Jake Gyllenhaal’s limited series Presumed Innocent is dropping on AppleTV+ on June 12 instead of June 14 as originally planned. The star, whose Road House reboot has brought mixed reviews on Amazon Prime, is embracing the small screen for the first time since his appearance on Homicide: Life on the Street in 1994.

Jake Gyllenhaal’s in ‘Presumed Innocent’

Presumed Innocent is being produced by David E. Kelley, J.J. Abrams’ Bad Robot, and Warner Bros. It is an adaptation of Scott Turow’s 1990 film in which Harrison Ford plays a lawyer doing double duty as an investigator looking for the murderer of his colleague.

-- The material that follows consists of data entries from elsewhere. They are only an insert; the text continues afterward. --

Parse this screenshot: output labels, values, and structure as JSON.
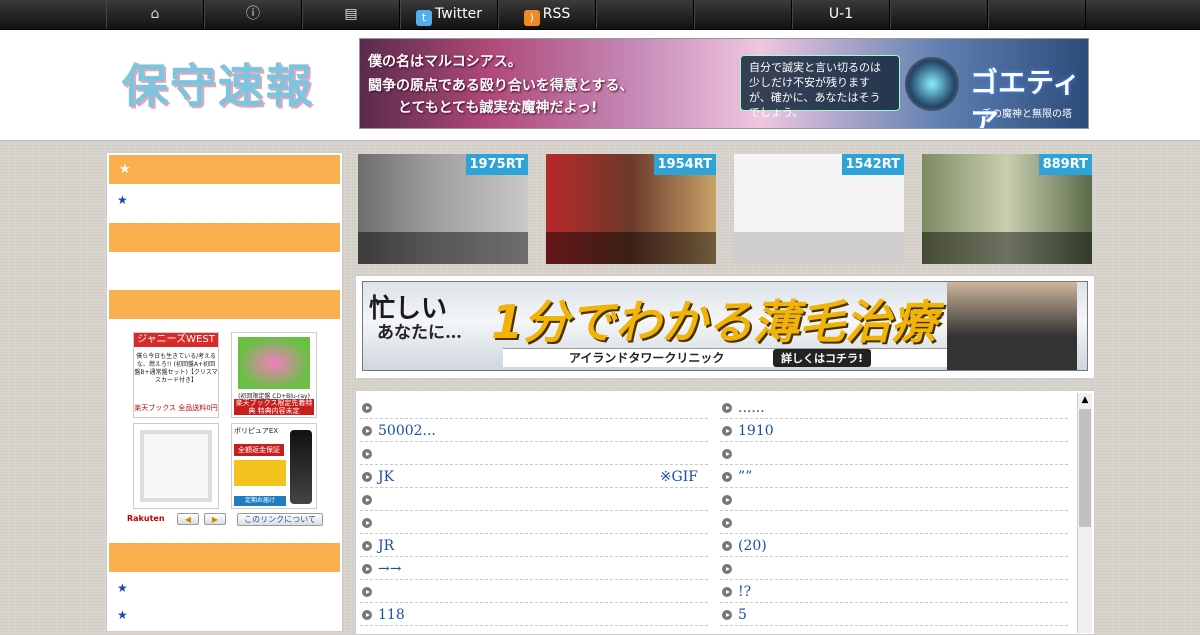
{
  "nav": {
    "items": [
      {
        "icon": "home-icon",
        "label": ""
      },
      {
        "icon": "info-icon",
        "label": ""
      },
      {
        "icon": "archive-icon",
        "label": ""
      },
      {
        "icon": "twitter-icon",
        "label": "Twitter"
      },
      {
        "icon": "rss-icon",
        "label": "RSS"
      },
      {
        "icon": "",
        "label": ""
      },
      {
        "icon": "",
        "label": ""
      },
      {
        "icon": "",
        "label": "U-1"
      },
      {
        "icon": "",
        "label": ""
      },
      {
        "icon": "",
        "label": ""
      },
      {
        "icon": "",
        "label": ""
      }
    ]
  },
  "header": {
    "logo": "保守速報",
    "banner": {
      "line1": "僕の名はマルコシアス。",
      "line2": "闘争の原点である殴り合いを得意とする、",
      "line3": "とてもとても誠実な魔神だよっ!",
      "box": "自分で誠実と言い切るのは少しだけ不安が残りますが、確かに、あなたはそうでしょう。",
      "brand": "ゴエティア",
      "sub": "千の魔神と無限の塔"
    }
  },
  "sidebar": {
    "bars": [
      "★",
      "",
      "",
      ""
    ],
    "links_top": [
      "★"
    ],
    "links_bottom": [
      "★",
      "★"
    ],
    "shop": {
      "item1": {
        "head": "ジャニーズWEST",
        "body": "僕ら今日も生きている/考えるな、燃えろ!! (初回盤A+初回盤B+通常盤セット)【クリスマスカード付き】",
        "foot": "楽天ブックス 全品送料0円"
      },
      "item2": {
        "label": "(初回限定盤 CD+Blu-ray)",
        "red": "楽天ブックス限定先着特典 特典内容未定"
      },
      "item4": {
        "head": "ポリピュアEX",
        "gold": "全額返金保証",
        "foot": "定期お届け"
      },
      "rakuten": "Rakuten",
      "prev": "◀",
      "next": "▶",
      "about": "このリンクについて"
    }
  },
  "thumbs": [
    {
      "rt": "1975RT",
      "bg": "#8a8a8a"
    },
    {
      "rt": "1954RT",
      "bg": "#6b3a2a"
    },
    {
      "rt": "1542RT",
      "bg": "#f2f2f2"
    },
    {
      "rt": "889RT",
      "bg": "#9aa27a"
    }
  ],
  "ad": {
    "busy": "忙しい",
    "anata": "あなたに…",
    "headline": "1分でわかる薄毛治療",
    "clinic": "アイランドタワークリニック",
    "cta": "詳しくはコチラ!"
  },
  "list": {
    "left": [
      "",
      "50002...",
      "",
      "JK",
      "",
      "",
      "JR",
      "→→",
      "",
      " 118"
    ],
    "left_right": [
      "",
      "",
      "",
      "※GIF",
      "",
      "",
      "",
      "",
      "",
      ""
    ],
    "right": [
      "......",
      "1910",
      "",
      "”” ",
      "",
      "",
      "(20)",
      "",
      "!?",
      "5"
    ]
  }
}
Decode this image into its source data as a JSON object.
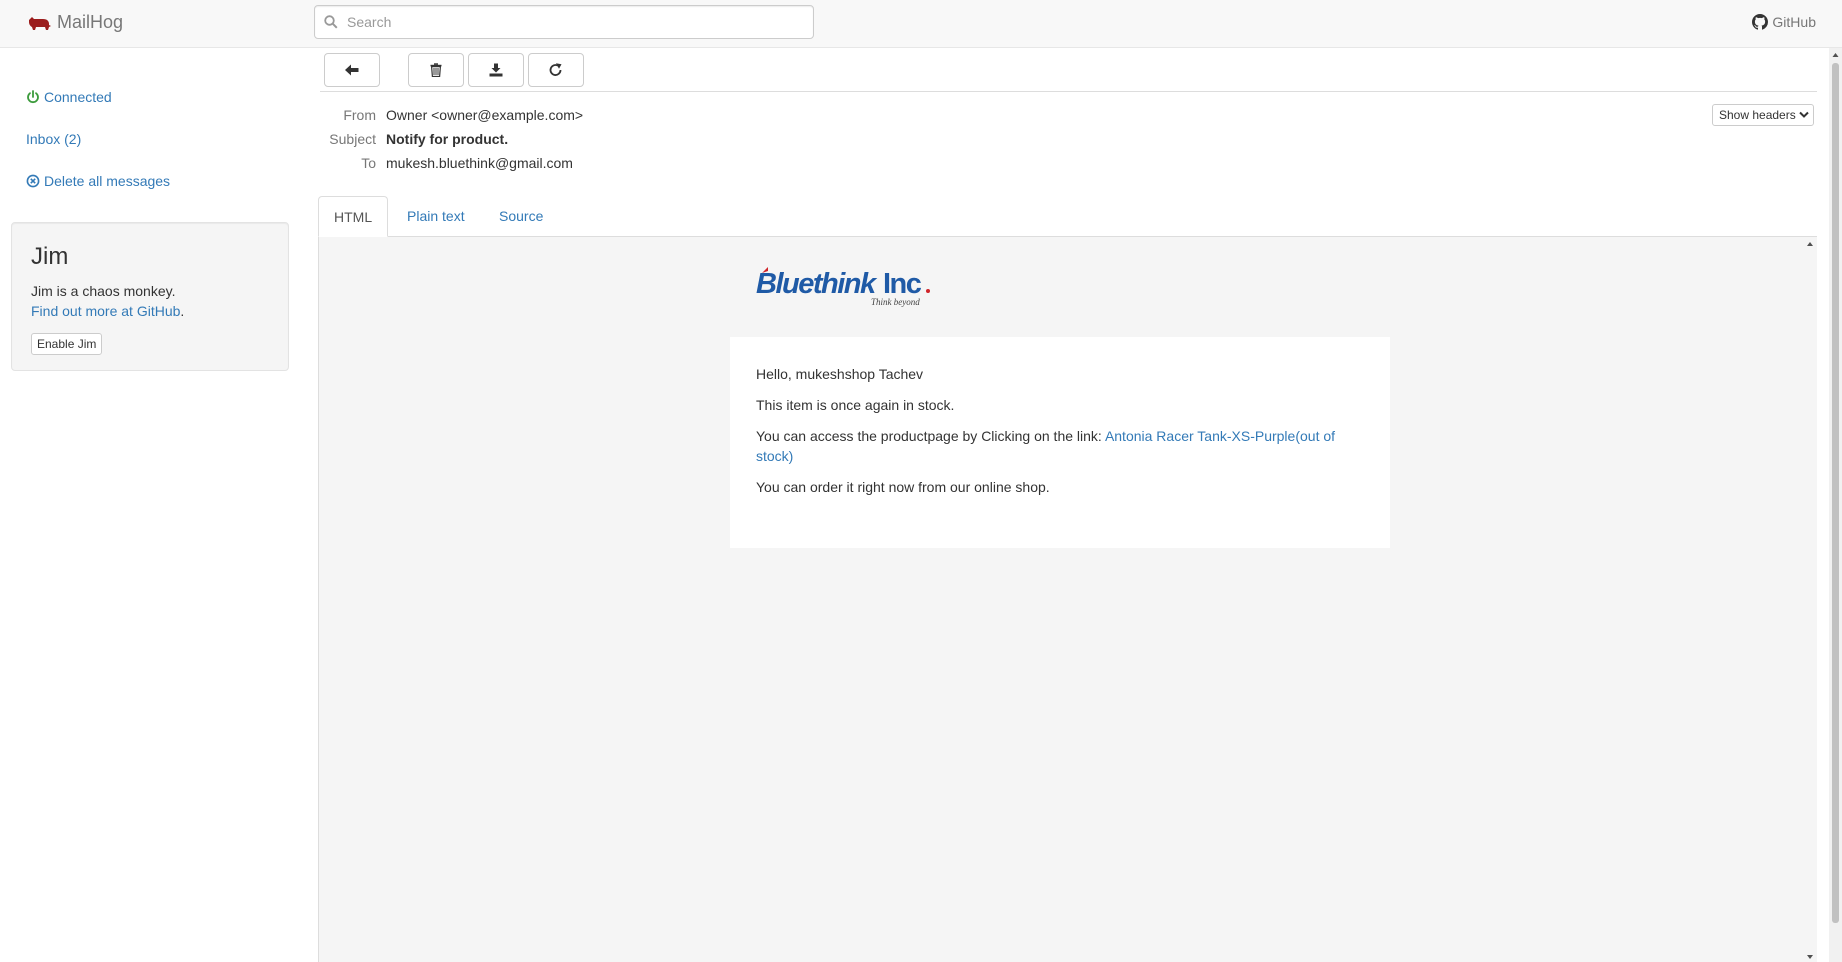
{
  "navbar": {
    "brand": "MailHog",
    "search_placeholder": "Search",
    "github_label": "GitHub"
  },
  "sidebar": {
    "connected_label": "Connected",
    "inbox_label": "Inbox (2)",
    "delete_all_label": "Delete all messages"
  },
  "jim": {
    "title": "Jim",
    "description": "Jim is a chaos monkey.",
    "link_text": "Find out more at GitHub",
    "link_suffix": ".",
    "button_label": "Enable Jim"
  },
  "message": {
    "from_label": "From",
    "from": "Owner <owner@example.com>",
    "subject_label": "Subject",
    "subject": "Notify for product.",
    "to_label": "To",
    "to": "mukesh.bluethink@gmail.com",
    "show_headers_label": "Show headers"
  },
  "tabs": [
    {
      "label": "HTML",
      "active": true
    },
    {
      "label": "Plain text",
      "active": false
    },
    {
      "label": "Source",
      "active": false
    }
  ],
  "email": {
    "logo_text": "BluethinkInc.",
    "logo_tagline": "Think beyond",
    "greeting": "Hello, mukeshshop Tachev",
    "line1": "This item is once again in stock.",
    "line2_prefix": "You can access the productpage by Clicking on the link: ",
    "line2_link": "Antonia Racer Tank-XS-Purple(out of stock)",
    "line3": "You can order it right now from our online shop."
  },
  "colors": {
    "link": "#337ab7",
    "connected_icon": "#3c9b3c",
    "brand_icon": "#9b1c1c",
    "logo_blue": "#1f5aa6",
    "logo_red": "#d0252a"
  }
}
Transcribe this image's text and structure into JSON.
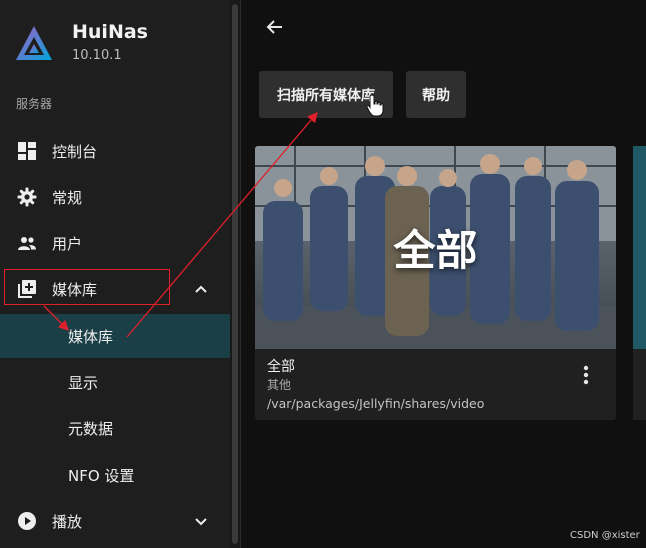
{
  "app": {
    "name": "HuiNas",
    "version": "10.10.1",
    "accent_color": "#1b3f47",
    "highlight_color": "#e0202a"
  },
  "sidebar": {
    "section_label": "服务器",
    "items": [
      {
        "label": "控制台",
        "icon": "dashboard-icon"
      },
      {
        "label": "常规",
        "icon": "gear-icon"
      },
      {
        "label": "用户",
        "icon": "users-icon"
      },
      {
        "label": "媒体库",
        "icon": "library-add-icon",
        "expanded": true,
        "children": [
          {
            "label": "媒体库",
            "active": true
          },
          {
            "label": "显示"
          },
          {
            "label": "元数据"
          },
          {
            "label": "NFO 设置"
          }
        ]
      },
      {
        "label": "播放",
        "icon": "play-icon",
        "expanded": false
      }
    ]
  },
  "main": {
    "back_icon": "arrow-left-icon",
    "buttons": {
      "scan_all": "扫描所有媒体库",
      "help": "帮助"
    },
    "library_card": {
      "overlay_title": "全部",
      "name": "全部",
      "type": "其他",
      "path": "/var/packages/Jellyfin/shares/video",
      "menu_icon": "more-vertical-icon"
    }
  },
  "watermark": "CSDN @xister"
}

These types of sexy thrillers were popular in the ’90s and usually contained twist endings. Here’s the trailer for the original:

According to Deadline, Presumed Innocent doesn’t stray far from the source material: “…the Presumed Innocent series will explore obsession, sex, politics and the power and limits of love as the accused fights to hold his family and marriage together.”

Up next for Gyllenhaal is the Guy Ritchie action movie titled In the Grey scheduled for release in January 2025.

Presumed Innocent is an eight-episode limited series set to stream on AppleTV+ starting June 12.